80 year old woman with dyspnoea and weight loss

  • iron deficiency anaemic (Hb = 50)
  • transferred packed cells
  • colonoscopy = ascending colon cancer
  • studied with abdominal and chest CTs, with no lung or liver metastases
  • despite age, we put her up for resection, she was studied by anaesthetists, who determined that despite her age, she was fit
  • we carried out right hemicolectomy (laparascopic). The laparoscopic approach decreased the size of the wounds, the stay in hospital, and improved her return to her normal activities.
  • pathology revealed a T3 N0 tumour.
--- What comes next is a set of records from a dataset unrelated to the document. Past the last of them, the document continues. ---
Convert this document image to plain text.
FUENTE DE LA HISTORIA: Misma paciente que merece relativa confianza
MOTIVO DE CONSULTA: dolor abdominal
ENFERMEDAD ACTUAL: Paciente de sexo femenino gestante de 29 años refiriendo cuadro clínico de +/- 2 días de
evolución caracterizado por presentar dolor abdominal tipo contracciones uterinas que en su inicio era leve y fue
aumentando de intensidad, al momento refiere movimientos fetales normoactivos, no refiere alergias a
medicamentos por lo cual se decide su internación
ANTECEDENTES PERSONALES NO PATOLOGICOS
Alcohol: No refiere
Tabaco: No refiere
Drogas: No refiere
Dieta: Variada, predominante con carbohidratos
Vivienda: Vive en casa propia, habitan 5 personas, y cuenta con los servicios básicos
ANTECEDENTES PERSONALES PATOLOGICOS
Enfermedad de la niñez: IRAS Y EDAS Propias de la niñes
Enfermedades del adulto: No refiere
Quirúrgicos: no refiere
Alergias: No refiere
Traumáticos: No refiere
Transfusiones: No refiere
Clearly she didn't need chemotherapy

35 year old woman with bright red rectal bleeding

  • rectal exam revealed a low rectal cancer, incredibly uncommon in a woman of that age
  • received chemoradiotherapy
  • required abdominoperineal resection: a huge blow to the lady, unable to work during adjuvant treatment, unable to bear more children
  • has done well oncologically, but the surgery and the radiotherapy changed her life forever

67 year old man

  • very fit, no previous history of colorectal cancer
  • epigastric fullness and slight change in bowel habit (used to be large and full, but now pellet-like)
  • abdominal mass found to be an enlarged Lt lobe of the liver
  • had a fine-needle aspiration of the liver transcutaneously (a bit of a no-no: may seed the malignant cells through the abdominal wall): confirmed an adenocarcinoma
  • proceeded to colonoscopy because the most common primary for an adenocarcinoma met in the liver is the colon
  • had a Lt sided colon cancer biopsy proven
  • will present him at a colon cancer meeting on monday to determine whether his widespread liver disease and his known obstructing colon cancer is best treated either with colonic stent, palliative intent, or whether we should offer him colonic resection and hope that the newer generation of chemotherapeutic agents prolongs his survival.
  • with luck and his overall fitness, he has a 15% chance of making 5 years.